Bahar'ı kaçırtmakla ilk tabusunu yıkan Gümüşpala şimdi de yine Bahar için ikinci bir tabusundan vazgeçiyodu.
Kendinin haberi dahi olmasa da Hamza Mahir çok iyi biliyordu ki küçük karısı ezberlerini bozmaya devam ediyordu.
Önlerindeki iki dosyayı üst üste koyup hizalamak için masaya vuran Nejat ağabeyine güven veren bir sesle konuştu.
"Bu iş bizde abi. Ekrem Saruhanlı yarından itibaren fiilen bitik bir adamdır."
Hamza Mahir toplantıdan sonra holdinge geçmiş gerekli işlerini halledip eve girdiğinde akşamın erken vakitleriydi.

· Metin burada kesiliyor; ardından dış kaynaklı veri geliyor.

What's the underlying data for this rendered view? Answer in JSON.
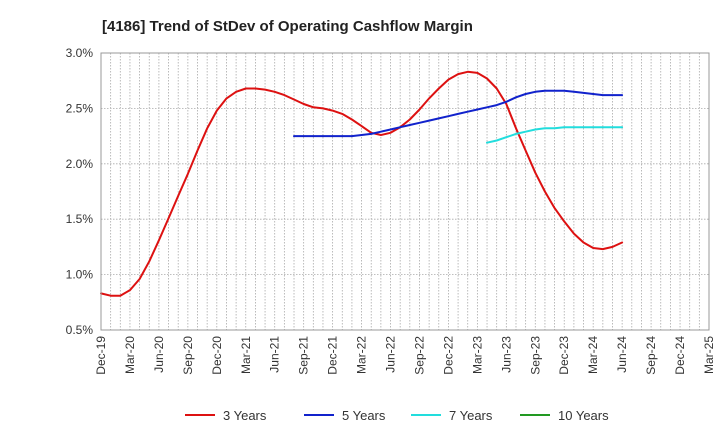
{
  "chart_data": {
    "type": "line",
    "title": "[4186]  Trend of StDev of Operating Cashflow Margin",
    "xlabel": "",
    "ylabel": "",
    "ylim": [
      0.5,
      3.0
    ],
    "y_ticks": [
      "0.5%",
      "1.0%",
      "1.5%",
      "2.0%",
      "2.5%",
      "3.0%"
    ],
    "y_tick_values": [
      0.5,
      1.0,
      1.5,
      2.0,
      2.5,
      3.0
    ],
    "x_ticks": [
      "Dec-19",
      "Mar-20",
      "Jun-20",
      "Sep-20",
      "Dec-20",
      "Mar-21",
      "Jun-21",
      "Sep-21",
      "Dec-21",
      "Mar-22",
      "Jun-22",
      "Sep-22",
      "Dec-22",
      "Mar-23",
      "Jun-23",
      "Sep-23",
      "Dec-23",
      "Mar-24",
      "Jun-24",
      "Sep-24",
      "Dec-24",
      "Mar-25"
    ],
    "grid": true,
    "legend_position": "bottom",
    "series": [
      {
        "name": "3 Years",
        "color": "#dd1111",
        "values": [
          0.83,
          0.81,
          0.81,
          0.86,
          0.96,
          1.12,
          1.31,
          1.51,
          1.71,
          1.91,
          2.12,
          2.32,
          2.48,
          2.59,
          2.65,
          2.68,
          2.68,
          2.67,
          2.65,
          2.62,
          2.58,
          2.54,
          2.51,
          2.5,
          2.48,
          2.45,
          2.4,
          2.34,
          2.28,
          2.26,
          2.28,
          2.33,
          2.4,
          2.49,
          2.59,
          2.68,
          2.76,
          2.81,
          2.83,
          2.82,
          2.77,
          2.68,
          2.54,
          2.32,
          2.12,
          1.92,
          1.75,
          1.6,
          1.48,
          1.37,
          1.29,
          1.24,
          1.23,
          1.25,
          1.29
        ]
      },
      {
        "name": "5 Years",
        "color": "#1122cc",
        "values": [
          null,
          null,
          null,
          null,
          null,
          null,
          null,
          null,
          null,
          null,
          null,
          null,
          null,
          null,
          null,
          null,
          null,
          null,
          null,
          null,
          2.25,
          2.25,
          2.25,
          2.25,
          2.25,
          2.25,
          2.25,
          2.26,
          2.27,
          2.29,
          2.31,
          2.33,
          2.35,
          2.37,
          2.39,
          2.41,
          2.43,
          2.45,
          2.47,
          2.49,
          2.51,
          2.53,
          2.56,
          2.6,
          2.63,
          2.65,
          2.66,
          2.66,
          2.66,
          2.65,
          2.64,
          2.63,
          2.62,
          2.62,
          2.62
        ]
      },
      {
        "name": "7 Years",
        "color": "#22dddd",
        "values": [
          null,
          null,
          null,
          null,
          null,
          null,
          null,
          null,
          null,
          null,
          null,
          null,
          null,
          null,
          null,
          null,
          null,
          null,
          null,
          null,
          null,
          null,
          null,
          null,
          null,
          null,
          null,
          null,
          null,
          null,
          null,
          null,
          null,
          null,
          null,
          null,
          null,
          null,
          null,
          null,
          2.19,
          2.21,
          2.24,
          2.27,
          2.29,
          2.31,
          2.32,
          2.32,
          2.33,
          2.33,
          2.33,
          2.33,
          2.33,
          2.33,
          2.33
        ]
      },
      {
        "name": "10 Years",
        "color": "#229922",
        "values": []
      }
    ]
  }
}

Eskiden eve girer girmez doğrudan yapacağı şeye yönelirken şimdilerde gözü öncelikle Bahar'ı arar olmuştu.
Mutfaktan çıkan Hafize hanımla karşılaştı.
"Hoşgeldin beyim"
Yaşlı kadını başıyla selamladıktan sonra "Bahar yukarıda mı?" diye sordu.
"İki saat kadar oldu yukarı çıkalı."
Merdivenlere yönelmeden önce bir soru daha yöneltti kadına.
"Ne yaptınız hastane işlerini hallettiniz mi?"
Hafize hanım beyi tarafından önemsendiği için hayli memnundu.
"Sağol beyim hallettik Allah razı olsun."
Gümüşpala tekrardan başıyla onaylayıp yukarı çıktı.
Odaya girdiğinde Bahar yatakta sereserpe yatıyordu. Uyuyalı zaten yaklaşık iki saat kadar olmuştu ve dinlendiği için kapının açılma sesine uyanıverdi genç kız.
"Mahiir sen mi geldin?"
Gözleri hala kapalıydı sesinden de uyku mahmuru olduğu anlaşılıyordu.
"Ohoo kocan eve gelmiş sen burda uyuyorsun kadın!"
Bahar kıkırdadı ama hala gözleri kapalıydı.
"Hoşgeldin kocacım"
Hamza Mahir yatağa doğru yaklaşıp oturdu.
"Tekrar de bakayım"
Bahar yine kıkırdadı "Ne diyim?"
Sesi nazlı olduğu kadar da cilveli çıkıyor adamı bilmeden mest ediyordu.
"De diyorum bak karışmam." derken elleri geceliğinden içeri girmiş bacaklarını okşuyordu ve vaad ettikleri yaptıklarından çok daha fazlaydı.
"Kocacım uslu dur"
Bahar yeni yeni öğreniyordu adama karşı üstünlük kurabilmenin yollarını ve açıkçası Hamza Mahir gibi bir adamı alt edebilme fikri bile garip bir heyecan veriyordu genç kıza.
Hamza Mahir genç kızın eteğini iyice yukarı doğru sıyırıp baldırından kalçasına doğru bir öpücük kondurup geri kapattı.
Hemen sonrasında da kızın ellerinden tutup oturur pozisyona getirdi.
Adamın bu ani hareketleri karşısında Bahar'ın kalbi tekliyordu ve gencecik yaşında kalp krizi geçirecekti Allah korusundu.
"Yemek yedin mi sen?"
Adamın ani sorusu Bahar'ı şaşırtmıştı.
"Sabah kahvaltı yaptık ya sonra yemedim."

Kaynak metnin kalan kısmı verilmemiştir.